7.2.2 Processing data
The output of TP componentization is an object of the componentsTPs
class. This derives from the ‘regular’ components
class, therefore, all the data processing functionality described before (extraction, subsetting, filtering etc) are also valid for TP components.
Several additional filters are available to prioritize the data:
Filter | Remarks |
---|---|
retDirMatch |
If TRUE only keep TPs with an expected chromatographic retention direction compared to the parent. |
minSpecSim , minSpecPrec , minSpecSimBoth |
The minimum spectrum similarity between the parent and TP. Calculated with no, "precursor" and "both" alignment shifting (see spectrum similarity). |
minFragMatches , minNLMatches |
Minimum number of formula fragment/neutral loss matches between parent and TP (discussed in previous section). |
formulas |
A formulas object used to further verify candidate TPs that were generated by the logic algorithm. |
The retDirMatch
filter compares the expected and observed retention time direction of a TP in order to decide if it should be kept. The direction is a value of either -1
(TP elutes before parent), +1
(TP elutes after parent) or 0
(TP elutes very close to the parent or its direction is unknown). The directions are taken from the generated transformation products. For the library
and biotransformer
algorithms the log P values are compared of a TP and its parent. Here, it is assumed that lower log P values result in earlier elution (i.e. typical with reversed phase LC). For the logic
algorithm the retention time direction is taken from the transformation rules table. Note that specifying a large enough value for the minRTDiff
argument to generateComponents
is important to ensure that some tolerance exists while comparing retention time directions of parent and TPs. This filter does nothing if either the observed or expected direction is zero.

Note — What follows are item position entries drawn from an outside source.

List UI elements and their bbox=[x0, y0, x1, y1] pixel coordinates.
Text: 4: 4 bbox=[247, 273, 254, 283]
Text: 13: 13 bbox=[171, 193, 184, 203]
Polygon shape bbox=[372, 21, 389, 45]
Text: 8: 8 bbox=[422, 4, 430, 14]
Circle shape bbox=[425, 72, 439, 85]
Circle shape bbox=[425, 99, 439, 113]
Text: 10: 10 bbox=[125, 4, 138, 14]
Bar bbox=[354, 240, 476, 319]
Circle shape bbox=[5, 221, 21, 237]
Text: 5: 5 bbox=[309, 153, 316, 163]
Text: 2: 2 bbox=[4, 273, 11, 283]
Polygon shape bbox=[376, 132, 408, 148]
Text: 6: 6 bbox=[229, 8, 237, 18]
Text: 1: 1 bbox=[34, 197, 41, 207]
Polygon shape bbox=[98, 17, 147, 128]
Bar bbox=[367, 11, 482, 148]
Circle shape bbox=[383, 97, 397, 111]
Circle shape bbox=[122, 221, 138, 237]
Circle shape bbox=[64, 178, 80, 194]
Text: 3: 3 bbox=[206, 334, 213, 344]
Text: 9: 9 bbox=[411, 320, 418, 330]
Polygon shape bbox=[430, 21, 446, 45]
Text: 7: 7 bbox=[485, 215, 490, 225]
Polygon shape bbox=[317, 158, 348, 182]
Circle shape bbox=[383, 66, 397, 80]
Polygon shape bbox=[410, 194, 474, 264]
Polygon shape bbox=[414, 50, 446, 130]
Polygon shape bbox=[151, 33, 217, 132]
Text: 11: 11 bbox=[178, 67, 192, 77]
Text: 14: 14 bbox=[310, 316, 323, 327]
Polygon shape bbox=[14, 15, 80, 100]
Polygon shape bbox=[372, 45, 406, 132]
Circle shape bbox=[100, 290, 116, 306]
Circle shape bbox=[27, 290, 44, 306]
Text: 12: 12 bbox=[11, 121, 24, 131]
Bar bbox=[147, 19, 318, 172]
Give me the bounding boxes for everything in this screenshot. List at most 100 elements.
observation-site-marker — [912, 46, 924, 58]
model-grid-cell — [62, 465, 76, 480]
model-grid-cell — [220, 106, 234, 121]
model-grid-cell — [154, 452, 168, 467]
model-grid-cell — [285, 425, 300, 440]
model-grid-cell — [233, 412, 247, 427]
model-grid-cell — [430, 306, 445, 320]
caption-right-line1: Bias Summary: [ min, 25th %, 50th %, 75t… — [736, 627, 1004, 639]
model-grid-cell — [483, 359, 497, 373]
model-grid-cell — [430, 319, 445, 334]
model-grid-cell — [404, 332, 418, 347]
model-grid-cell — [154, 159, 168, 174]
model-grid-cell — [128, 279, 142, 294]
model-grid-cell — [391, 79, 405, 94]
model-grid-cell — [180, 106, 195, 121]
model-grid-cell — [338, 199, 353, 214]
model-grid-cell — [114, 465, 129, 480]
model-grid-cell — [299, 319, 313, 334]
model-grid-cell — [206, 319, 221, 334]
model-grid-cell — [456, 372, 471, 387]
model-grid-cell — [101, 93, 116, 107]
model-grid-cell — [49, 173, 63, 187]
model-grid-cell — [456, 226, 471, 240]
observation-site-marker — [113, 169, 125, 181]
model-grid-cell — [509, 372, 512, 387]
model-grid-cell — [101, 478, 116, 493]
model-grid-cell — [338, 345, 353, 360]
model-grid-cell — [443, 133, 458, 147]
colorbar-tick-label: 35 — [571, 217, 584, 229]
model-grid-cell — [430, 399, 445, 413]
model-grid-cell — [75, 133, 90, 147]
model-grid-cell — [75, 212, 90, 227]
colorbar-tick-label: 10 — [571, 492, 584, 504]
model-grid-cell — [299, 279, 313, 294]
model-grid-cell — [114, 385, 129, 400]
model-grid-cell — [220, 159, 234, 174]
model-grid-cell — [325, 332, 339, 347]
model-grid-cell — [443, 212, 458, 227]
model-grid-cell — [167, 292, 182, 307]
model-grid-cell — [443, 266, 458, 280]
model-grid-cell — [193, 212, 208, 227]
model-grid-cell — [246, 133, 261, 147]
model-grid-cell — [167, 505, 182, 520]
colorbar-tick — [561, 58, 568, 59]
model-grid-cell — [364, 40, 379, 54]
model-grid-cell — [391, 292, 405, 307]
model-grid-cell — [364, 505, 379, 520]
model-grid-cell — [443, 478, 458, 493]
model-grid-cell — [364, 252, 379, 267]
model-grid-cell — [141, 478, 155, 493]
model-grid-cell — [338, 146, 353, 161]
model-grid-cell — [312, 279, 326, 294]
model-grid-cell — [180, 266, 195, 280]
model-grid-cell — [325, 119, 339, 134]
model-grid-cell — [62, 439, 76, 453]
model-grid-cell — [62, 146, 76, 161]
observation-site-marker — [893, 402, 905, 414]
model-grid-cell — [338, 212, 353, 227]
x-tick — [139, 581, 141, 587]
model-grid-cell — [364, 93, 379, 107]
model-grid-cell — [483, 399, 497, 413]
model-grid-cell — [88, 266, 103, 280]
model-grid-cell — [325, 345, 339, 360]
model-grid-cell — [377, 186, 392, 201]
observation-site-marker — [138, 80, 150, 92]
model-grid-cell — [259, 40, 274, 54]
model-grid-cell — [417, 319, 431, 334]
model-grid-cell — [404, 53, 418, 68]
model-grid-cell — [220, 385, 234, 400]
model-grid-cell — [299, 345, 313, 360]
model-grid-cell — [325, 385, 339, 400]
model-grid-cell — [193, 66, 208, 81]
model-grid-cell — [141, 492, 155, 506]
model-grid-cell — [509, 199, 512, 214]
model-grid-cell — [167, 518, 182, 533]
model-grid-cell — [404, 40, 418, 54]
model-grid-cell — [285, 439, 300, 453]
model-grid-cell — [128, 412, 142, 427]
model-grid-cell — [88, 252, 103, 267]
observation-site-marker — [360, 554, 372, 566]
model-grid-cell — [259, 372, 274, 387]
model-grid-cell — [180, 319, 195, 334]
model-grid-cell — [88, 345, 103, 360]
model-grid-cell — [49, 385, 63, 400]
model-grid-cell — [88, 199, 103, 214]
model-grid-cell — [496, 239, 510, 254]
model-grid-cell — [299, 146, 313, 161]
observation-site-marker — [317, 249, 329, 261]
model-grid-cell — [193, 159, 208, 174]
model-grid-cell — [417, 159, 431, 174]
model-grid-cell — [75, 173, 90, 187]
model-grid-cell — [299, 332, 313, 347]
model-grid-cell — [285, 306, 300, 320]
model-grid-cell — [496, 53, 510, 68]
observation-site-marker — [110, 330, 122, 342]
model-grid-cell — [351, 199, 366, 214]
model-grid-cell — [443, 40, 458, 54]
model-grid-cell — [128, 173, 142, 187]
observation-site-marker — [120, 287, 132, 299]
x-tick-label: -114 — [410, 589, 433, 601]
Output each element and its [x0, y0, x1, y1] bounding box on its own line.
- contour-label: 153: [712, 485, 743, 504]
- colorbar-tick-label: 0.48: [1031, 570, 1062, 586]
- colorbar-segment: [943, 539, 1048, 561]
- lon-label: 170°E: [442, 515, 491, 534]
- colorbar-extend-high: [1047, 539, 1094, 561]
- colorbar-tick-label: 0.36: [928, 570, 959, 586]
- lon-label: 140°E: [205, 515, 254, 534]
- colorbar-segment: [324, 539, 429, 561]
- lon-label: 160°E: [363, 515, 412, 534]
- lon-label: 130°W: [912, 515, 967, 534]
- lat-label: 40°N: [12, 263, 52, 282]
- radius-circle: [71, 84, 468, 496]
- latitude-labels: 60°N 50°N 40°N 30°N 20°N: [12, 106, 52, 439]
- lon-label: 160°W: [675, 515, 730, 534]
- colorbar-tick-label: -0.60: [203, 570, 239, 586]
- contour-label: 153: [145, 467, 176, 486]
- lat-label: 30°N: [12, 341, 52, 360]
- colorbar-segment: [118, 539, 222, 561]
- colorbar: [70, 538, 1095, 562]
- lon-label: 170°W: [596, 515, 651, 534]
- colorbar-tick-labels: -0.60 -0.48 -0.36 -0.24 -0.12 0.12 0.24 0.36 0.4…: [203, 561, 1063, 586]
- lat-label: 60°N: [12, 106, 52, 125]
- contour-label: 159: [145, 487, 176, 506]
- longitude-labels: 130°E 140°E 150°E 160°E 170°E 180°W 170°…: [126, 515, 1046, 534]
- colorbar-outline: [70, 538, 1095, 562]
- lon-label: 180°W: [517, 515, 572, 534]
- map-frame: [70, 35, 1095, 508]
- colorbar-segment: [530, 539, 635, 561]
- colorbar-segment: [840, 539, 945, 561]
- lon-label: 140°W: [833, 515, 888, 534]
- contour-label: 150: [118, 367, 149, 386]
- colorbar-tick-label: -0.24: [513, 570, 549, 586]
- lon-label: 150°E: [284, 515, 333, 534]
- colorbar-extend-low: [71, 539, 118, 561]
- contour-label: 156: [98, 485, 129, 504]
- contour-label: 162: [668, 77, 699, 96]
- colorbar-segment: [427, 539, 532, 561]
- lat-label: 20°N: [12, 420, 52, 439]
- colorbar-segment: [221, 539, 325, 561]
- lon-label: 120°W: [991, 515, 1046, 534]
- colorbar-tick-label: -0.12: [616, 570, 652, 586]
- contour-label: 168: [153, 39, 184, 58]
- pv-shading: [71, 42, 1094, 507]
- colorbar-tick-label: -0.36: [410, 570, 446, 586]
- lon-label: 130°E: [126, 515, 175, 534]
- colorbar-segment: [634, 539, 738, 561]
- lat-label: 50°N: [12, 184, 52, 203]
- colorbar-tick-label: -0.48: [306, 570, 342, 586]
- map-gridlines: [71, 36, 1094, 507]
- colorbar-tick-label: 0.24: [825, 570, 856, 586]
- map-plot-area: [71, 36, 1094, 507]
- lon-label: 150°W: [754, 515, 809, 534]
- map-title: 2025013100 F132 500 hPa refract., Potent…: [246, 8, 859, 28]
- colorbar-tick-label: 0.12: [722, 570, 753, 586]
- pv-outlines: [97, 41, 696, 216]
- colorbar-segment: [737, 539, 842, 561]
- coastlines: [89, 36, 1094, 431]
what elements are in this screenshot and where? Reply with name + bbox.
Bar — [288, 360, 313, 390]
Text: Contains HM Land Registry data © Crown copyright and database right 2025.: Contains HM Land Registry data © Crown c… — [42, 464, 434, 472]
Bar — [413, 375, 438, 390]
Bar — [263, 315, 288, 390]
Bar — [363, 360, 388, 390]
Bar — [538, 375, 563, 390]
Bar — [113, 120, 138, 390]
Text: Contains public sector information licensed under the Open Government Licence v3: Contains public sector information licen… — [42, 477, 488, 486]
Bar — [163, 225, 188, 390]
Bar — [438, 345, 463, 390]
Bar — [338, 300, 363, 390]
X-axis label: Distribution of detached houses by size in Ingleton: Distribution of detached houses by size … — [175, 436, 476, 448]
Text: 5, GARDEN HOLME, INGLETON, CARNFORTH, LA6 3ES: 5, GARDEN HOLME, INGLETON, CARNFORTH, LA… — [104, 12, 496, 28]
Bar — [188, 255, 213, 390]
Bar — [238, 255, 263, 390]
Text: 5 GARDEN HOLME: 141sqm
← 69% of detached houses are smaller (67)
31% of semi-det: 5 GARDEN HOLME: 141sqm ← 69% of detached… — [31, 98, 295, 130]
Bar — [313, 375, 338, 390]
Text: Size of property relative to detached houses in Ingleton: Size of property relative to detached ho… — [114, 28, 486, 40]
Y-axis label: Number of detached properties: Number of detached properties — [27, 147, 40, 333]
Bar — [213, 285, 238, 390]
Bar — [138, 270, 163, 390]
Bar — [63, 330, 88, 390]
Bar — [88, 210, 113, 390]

When TPs data was generated with the logic
algorithm it is recommended to use the formulas
filter. This filter uses formula annotations to verify that (1) a parent feature group contains the elements that are subtracted during the transformation and (2) the TP feature group contains the elements that were added during the transformation. Since the ‘right’ candidate formula is most likely not yet known, this filter looks at all candidates. Therefore, it is recommended to filter the formulas
object, for instance, with the topMost
filter.
Finally, the plotGraph()
method function that was introduced exploring transformation hierarchies for structure TPs, can also incorporate componentization results to simplify the plot and mark TP hits:
7.2.3 Omitting transformation product input
The TPs
argument to generateComponents
can also be omitted. In this case every feature group of fGroupTPs
is considered to be a potential TP for the potential parents specified for fGroups
. An advantage is that the screening workflow is not limited to any known TPs or transformations. However, such a workflow has high demands on prioritiation steps before and after the componentization to rule out the many false positives that may occur.
When no transformation data is supplied it is crucial to make a prior distinction between parent and TP feature groups. Afterwards, the MS/MS spectral and other annotation similarity filters mentioned in the previous section may be a powerful way to further prioritize data.
The fourth example demonstrates such a workflow.
7.2.4 Reporting TP components
The TP components can be reported with the report
function. This is done by setting the components
function argument (i.e. equally to all other component types). The results will be displayed with a customized format that allows easy exploring of each parent with its TPs. In addition, the TPs
argument can be set to include additional data such as transformation pathways.